Yea, I thought it was strange. I had heard Tomb Kings was next awhile ago. Perhaps they had just mixed it up with information about them getting new models. I'm always stoked on plastics!


----------



## Tim/Steve (Jan 25, 2009)

Tomb Kongs should be out this year, ogres early next... I havent heard anything about any other WFB army releases, but then GW do play things very close to their chests.
I really, really doubt HE will get a new book anytime soon- its simply isnt needed, and while there are armies out there that are several rulesets out of date and suffering badly there shouldnt be any of the 'newer' armies getting re-done.

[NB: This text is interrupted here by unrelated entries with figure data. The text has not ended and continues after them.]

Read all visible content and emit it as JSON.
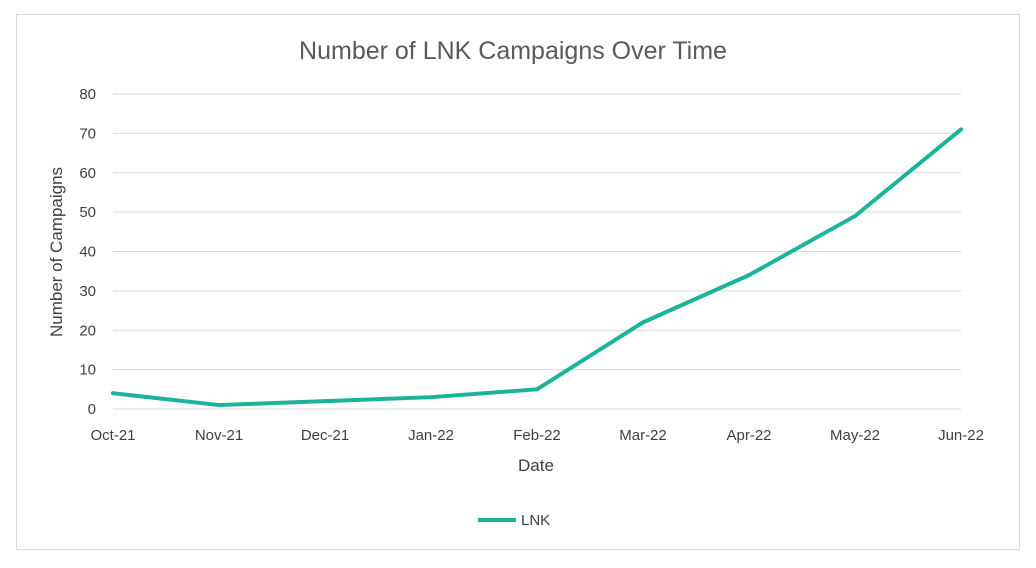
{
  "chart_data": {
    "type": "line",
    "title": "Number of LNK Campaigns Over Time",
    "xlabel": "Date",
    "ylabel": "Number of Campaigns",
    "categories": [
      "Oct-21",
      "Nov-21",
      "Dec-21",
      "Jan-22",
      "Feb-22",
      "Mar-22",
      "Apr-22",
      "May-22",
      "Jun-22"
    ],
    "series": [
      {
        "name": "LNK",
        "values": [
          4,
          1,
          2,
          3,
          5,
          22,
          34,
          49,
          71
        ]
      }
    ],
    "ylim": [
      0,
      80
    ],
    "yticks": [
      0,
      10,
      20,
      30,
      40,
      50,
      60,
      70,
      80
    ],
    "grid": true,
    "legend_position": "bottom",
    "colors": {
      "series": "#1db39a",
      "grid": "#d9d9d9",
      "text": "#404040",
      "title": "#595959"
    }
  }
}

You might have heard about the october release (possibly september- I forget the date) of Island of Blood... which is a HE release event of a sort- Its the new core game with skaven vs HE with loads of cool new models for each. The best one is the HE prince on griffin (though why anyone would take a griffin over a sun dragon for other then aesthetic reasons is beyond me).


----------



## Drax (Sep 19, 2007)

September is Island, October is more High Elf models


----------



## Bindi Baji (Apr 23, 2009)

Tim/Steve said:


> Tomb Kongs should be out this year, ogres early next


TK will be turning up next year as I understand.
I know zilch about an ogre kingdoms release (this means nothing either way)
and no HE armybook in the near future


----------



## Yochanan (Jul 30, 2010)

No I haven't heard of Island of Blood until now. I'm going to have to check it out, sounds awesome.


----------



## Yochanan (Jul 30, 2010)

Are the Island of Blood models the only new high elf models supposed to be coming out?


----------



## Bindi Baji (Apr 23, 2009)

Yochanan said:


> Are the Island of Blood models the only new high elf models supposed to be coming out?


no, there is a wave release of new models coming in october



Bindi Baji said:


> I know zilch about an ogre kingdoms release (this means nothing either way)


that was true, then :grin:

I've combined your posts- please dont multi-post without reason... its tantamount to spam.
- T/S


----------